EU-Chefverhandler im NR: TTIP noch nicht abgeschlossen

Der EU-Chefverhandler zum Freihandelsabkommen TTIP zwischen der EU und den USA, Garcia Bercero, hat gestern bei der parlamentarischen Anhörung in Wien bestätigt, dass es einen Nachdenkprozess über den vielkritisierten Investorenschutz gibt. TTIP sei noch nicht abgeschlossen, so Bercero und kündigte an, man werde sich die Zeit nehmen, die man brauche, um für Europa „alles richtig zu machen“.
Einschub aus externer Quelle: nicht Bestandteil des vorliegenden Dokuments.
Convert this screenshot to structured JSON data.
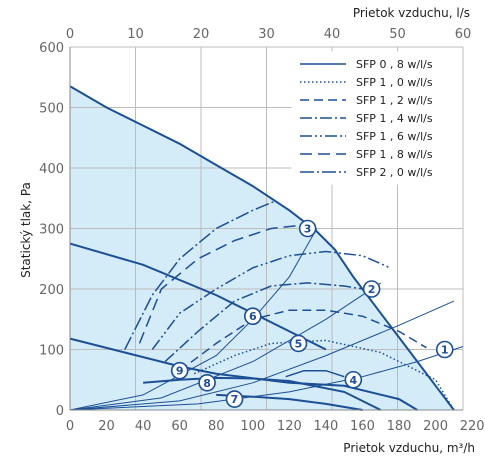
{
  "chart_data": {
    "type": "line",
    "xlabel_bottom": "Prietok vzduchu, m³/h",
    "xlabel_top": "Prietok vzduchu, l/s",
    "ylabel": "Statický tlak, Pa",
    "xlim": [
      0,
      215
    ],
    "ylim": [
      0,
      600
    ],
    "xticks_bottom": [
      "0",
      "20",
      "40",
      "60",
      "80",
      "100",
      "120",
      "140",
      "160",
      "180",
      "200",
      "220"
    ],
    "xticks_top": [
      "0",
      "10",
      "20",
      "30",
      "40",
      "50",
      "60"
    ],
    "yticks": [
      0,
      100,
      200,
      300,
      400,
      500,
      600
    ],
    "grid": true,
    "legend_position": "top-right",
    "colors": {
      "line": "#1c4f95",
      "fill": "#d4ebf8",
      "grid": "#bcbcbc",
      "marker_fill": "#ffffff"
    },
    "envelope": {
      "x": [
        0,
        20,
        40,
        60,
        80,
        100,
        120,
        135,
        145,
        155,
        170,
        185,
        200,
        210
      ],
      "y": [
        535,
        500,
        470,
        440,
        405,
        370,
        330,
        295,
        265,
        220,
        160,
        100,
        40,
        0
      ]
    },
    "series": [
      {
        "name": "SFP 0 , 8 w/l/s",
        "dash": "",
        "x": [
          118,
          128,
          140,
          150
        ],
        "y": [
          55,
          65,
          65,
          55
        ]
      },
      {
        "name": "SFP 1 , 0 w/l/s",
        "dash": "1.5,2.5",
        "x": [
          68,
          90,
          110,
          140,
          170,
          200,
          210
        ],
        "y": [
          60,
          90,
          110,
          115,
          95,
          50,
          0
        ]
      },
      {
        "name": "SFP 1 , 2 w/l/s",
        "dash": "9,5",
        "x": [
          60,
          80,
          100,
          120,
          140,
          160,
          180,
          195
        ],
        "y": [
          65,
          110,
          150,
          165,
          165,
          155,
          130,
          103
        ]
      },
      {
        "name": "SFP 1 , 4 w/l/s",
        "dash": "12,3,2,3",
        "x": [
          52,
          70,
          90,
          110,
          130,
          150,
          160
        ],
        "y": [
          80,
          130,
          180,
          205,
          210,
          205,
          200
        ]
      },
      {
        "name": "SFP 1 , 6 w/l/s",
        "dash": "12,3,2,3,2,3",
        "x": [
          45,
          60,
          80,
          100,
          120,
          140,
          160,
          175
        ],
        "y": [
          100,
          160,
          200,
          235,
          255,
          262,
          255,
          235
        ]
      },
      {
        "name": "SFP 1 , 8 w/l/s",
        "dash": "12,6",
        "x": [
          38,
          50,
          70,
          90,
          110,
          125,
          135
        ],
        "y": [
          110,
          200,
          250,
          280,
          300,
          305,
          300
        ]
      },
      {
        "name": "SFP 2 , 0 w/l/s",
        "dash": "14,3,2,3",
        "x": [
          30,
          45,
          60,
          80,
          100,
          112
        ],
        "y": [
          100,
          190,
          250,
          300,
          330,
          345
        ]
      }
    ],
    "system_curves": [
      {
        "x": [
          0,
          40,
          80,
          100,
          120,
          135
        ],
        "y": [
          0,
          25,
          90,
          150,
          220,
          300
        ]
      },
      {
        "x": [
          0,
          50,
          100,
          140,
          170
        ],
        "y": [
          0,
          20,
          80,
          150,
          210
        ]
      },
      {
        "x": [
          0,
          60,
          100,
          140,
          180,
          210
        ],
        "y": [
          0,
          15,
          45,
          90,
          140,
          180
        ]
      },
      {
        "x": [
          0,
          70,
          120,
          160,
          190,
          215
        ],
        "y": [
          0,
          10,
          30,
          55,
          80,
          105
        ]
      }
    ],
    "fan_curves": [
      {
        "x": [
          0,
          40,
          80,
          100,
          140
        ],
        "y": [
          275,
          240,
          190,
          160,
          100
        ]
      },
      {
        "x": [
          0,
          30,
          60,
          80,
          120,
          150,
          180,
          190
        ],
        "y": [
          118,
          95,
          72,
          60,
          45,
          40,
          18,
          0
        ]
      },
      {
        "x": [
          40,
          60,
          80,
          100,
          120,
          150,
          170
        ],
        "y": [
          45,
          50,
          53,
          52,
          48,
          30,
          0
        ]
      },
      {
        "x": [
          80,
          100,
          120,
          140,
          160
        ],
        "y": [
          25,
          22,
          18,
          10,
          0
        ]
      }
    ],
    "points": [
      {
        "label": "1",
        "x": 205,
        "y": 100
      },
      {
        "label": "2",
        "x": 165,
        "y": 200
      },
      {
        "label": "3",
        "x": 130,
        "y": 300
      },
      {
        "label": "4",
        "x": 155,
        "y": 50
      },
      {
        "label": "5",
        "x": 125,
        "y": 110
      },
      {
        "label": "6",
        "x": 100,
        "y": 155
      },
      {
        "label": "7",
        "x": 90,
        "y": 18
      },
      {
        "label": "8",
        "x": 75,
        "y": 45
      },
      {
        "label": "9",
        "x": 60,
        "y": 65
      }
    ]
  }
}
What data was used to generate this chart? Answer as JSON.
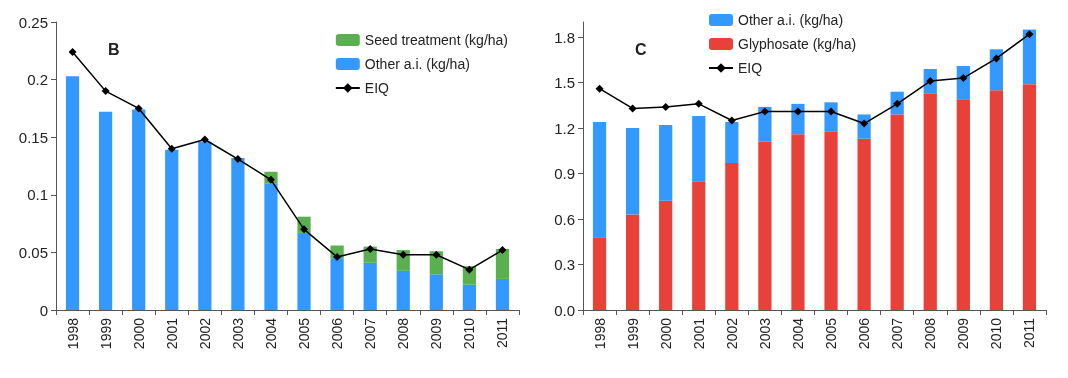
{
  "chart_data": [
    {
      "type": "bar",
      "title": "B",
      "stacked": true,
      "categories": [
        "1998",
        "1999",
        "2000",
        "2001",
        "2002",
        "2003",
        "2004",
        "2005",
        "2006",
        "2007",
        "2008",
        "2009",
        "2010",
        "2011"
      ],
      "series": [
        {
          "name": "Other a.i. (kg/ha)",
          "color": "#3399ff",
          "values": [
            0.203,
            0.172,
            0.174,
            0.139,
            0.146,
            0.132,
            0.11,
            0.067,
            0.045,
            0.041,
            0.034,
            0.031,
            0.022,
            0.027
          ]
        },
        {
          "name": "Seed treatment (kg/ha)",
          "color": "#5aaf50",
          "values": [
            0,
            0,
            0,
            0,
            0,
            0,
            0.01,
            0.014,
            0.011,
            0.014,
            0.018,
            0.02,
            0.016,
            0.026
          ]
        },
        {
          "name": "EIQ",
          "type": "line",
          "color": "#000000",
          "values": [
            0.224,
            0.19,
            0.175,
            0.14,
            0.148,
            0.131,
            0.113,
            0.07,
            0.046,
            0.053,
            0.048,
            0.048,
            0.035,
            0.052
          ]
        }
      ],
      "ylim": [
        0,
        0.25
      ],
      "yticks": [
        0,
        0.05,
        0.1,
        0.15,
        0.2,
        0.25
      ],
      "legend": "top right",
      "marker": "diamond",
      "grid": false
    },
    {
      "type": "bar",
      "title": "C",
      "stacked": true,
      "categories": [
        "1998",
        "1999",
        "2000",
        "2001",
        "2002",
        "2003",
        "2004",
        "2005",
        "2006",
        "2007",
        "2008",
        "2009",
        "2010",
        "2011"
      ],
      "series": [
        {
          "name": "Glyphosate (kg/ha)",
          "color": "#e8413a",
          "values": [
            0.48,
            0.63,
            0.72,
            0.85,
            0.97,
            1.11,
            1.16,
            1.18,
            1.13,
            1.29,
            1.43,
            1.39,
            1.45,
            1.49
          ]
        },
        {
          "name": "Other a.i. (kg/ha)",
          "color": "#3399ff",
          "values": [
            0.76,
            0.57,
            0.5,
            0.43,
            0.27,
            0.23,
            0.2,
            0.19,
            0.16,
            0.15,
            0.16,
            0.22,
            0.27,
            0.36
          ]
        },
        {
          "name": "EIQ",
          "type": "line",
          "color": "#000000",
          "values": [
            1.46,
            1.33,
            1.34,
            1.36,
            1.25,
            1.31,
            1.31,
            1.31,
            1.23,
            1.36,
            1.51,
            1.53,
            1.66,
            1.82
          ]
        }
      ],
      "ylim": [
        0,
        1.9
      ],
      "yticks": [
        {
          "value": 0,
          "label": "0.0"
        },
        0.3,
        0.6,
        0.9,
        1.2,
        1.5,
        1.8
      ],
      "legend": "top",
      "marker": "diamond",
      "grid": false
    }
  ]
}
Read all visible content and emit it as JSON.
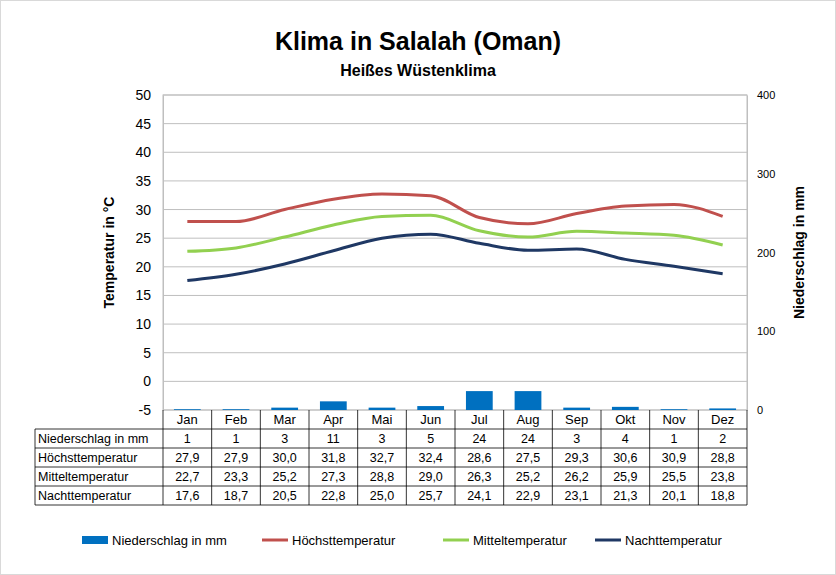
{
  "chart_data": {
    "type": "combo",
    "title": "Klima in Salalah (Oman)",
    "subtitle": "Heißes Wüstenklima",
    "ylabel": "Temperatur in °C",
    "y2label": "Niederschlag in mm",
    "categories": [
      "Jan",
      "Feb",
      "Mar",
      "Apr",
      "Mai",
      "Jun",
      "Jul",
      "Aug",
      "Sep",
      "Okt",
      "Nov",
      "Dez"
    ],
    "ylim": [
      -5,
      50
    ],
    "yticks": [
      -5,
      0,
      5,
      10,
      15,
      20,
      25,
      30,
      35,
      40,
      45,
      50
    ],
    "y2lim": [
      0,
      400
    ],
    "y2ticks": [
      0,
      100,
      200,
      300,
      400
    ],
    "grid": true,
    "legend": "bottom",
    "series": [
      {
        "name": "Niederschlag in mm",
        "type": "bar",
        "axis": "y2",
        "color": "#0070c0",
        "values": [
          1,
          1,
          3,
          11,
          3,
          5,
          24,
          24,
          3,
          4,
          1,
          2
        ]
      },
      {
        "name": "Höchsttemperatur",
        "type": "line",
        "color": "#c0504d",
        "values": [
          27.9,
          27.9,
          30.0,
          31.8,
          32.7,
          32.4,
          28.6,
          27.5,
          29.3,
          30.6,
          30.9,
          28.8
        ],
        "value_labels": [
          "27,9",
          "27,9",
          "30,0",
          "31,8",
          "32,7",
          "32,4",
          "28,6",
          "27,5",
          "29,3",
          "30,6",
          "30,9",
          "28,8"
        ]
      },
      {
        "name": "Mitteltemperatur",
        "type": "line",
        "color": "#92d050",
        "values": [
          22.7,
          23.3,
          25.2,
          27.3,
          28.8,
          29.0,
          26.3,
          25.2,
          26.2,
          25.9,
          25.5,
          23.8
        ],
        "value_labels": [
          "22,7",
          "23,3",
          "25,2",
          "27,3",
          "28,8",
          "29,0",
          "26,3",
          "25,2",
          "26,2",
          "25,9",
          "25,5",
          "23,8"
        ]
      },
      {
        "name": "Nachttemperatur",
        "type": "line",
        "color": "#1f3864",
        "values": [
          17.6,
          18.7,
          20.5,
          22.8,
          25.0,
          25.7,
          24.1,
          22.9,
          23.1,
          21.3,
          20.1,
          18.8
        ],
        "value_labels": [
          "17,6",
          "18,7",
          "20,5",
          "22,8",
          "25,0",
          "25,7",
          "24,1",
          "22,9",
          "23,1",
          "21,3",
          "20,1",
          "18,8"
        ]
      }
    ]
  }
}
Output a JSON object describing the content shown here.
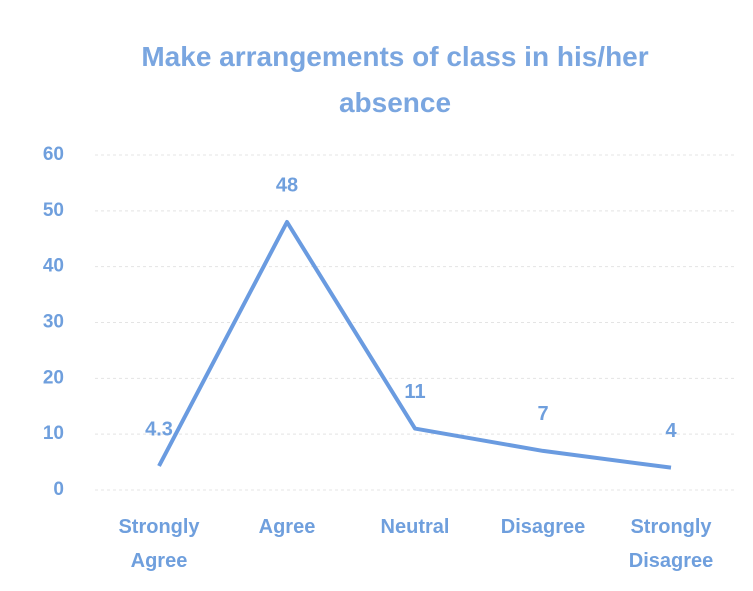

Das Thema Investorenschutz werde derzeit nicht behandelt, hier gebe es als Folge der regen öffentlichen Diskussion eine Verhandlungspause, um den Ausgang eines Konsultationsprozesses abzuwarten, sagte der EU-Chefverhandler laut einer Aussendung der Parlamentskorrespondenz bei der Anhörung vor Abgeordneten und Bundesräten. Es werde jedenfalls zu einer politischen Entscheidung kommen, die die zukünftige EU-Kommission treffen müsse.

Die Tatsache, dass in Sachen Investorenschutz im CETA-Abkommen mit Kanada ein bestimmter Ansatz gewählt wurde, bedeute noch nicht, dass TTIP dem gleichen Ansatz folgt, so Bercero. Zu den Themen Transparenz und Mitbestimmung bemerkte der EU-Politiker, Aufgabe des Europäischen Parlaments sei es nicht, direkt zu verhandeln, sondern vielmehr die Verhandler zu überwachen.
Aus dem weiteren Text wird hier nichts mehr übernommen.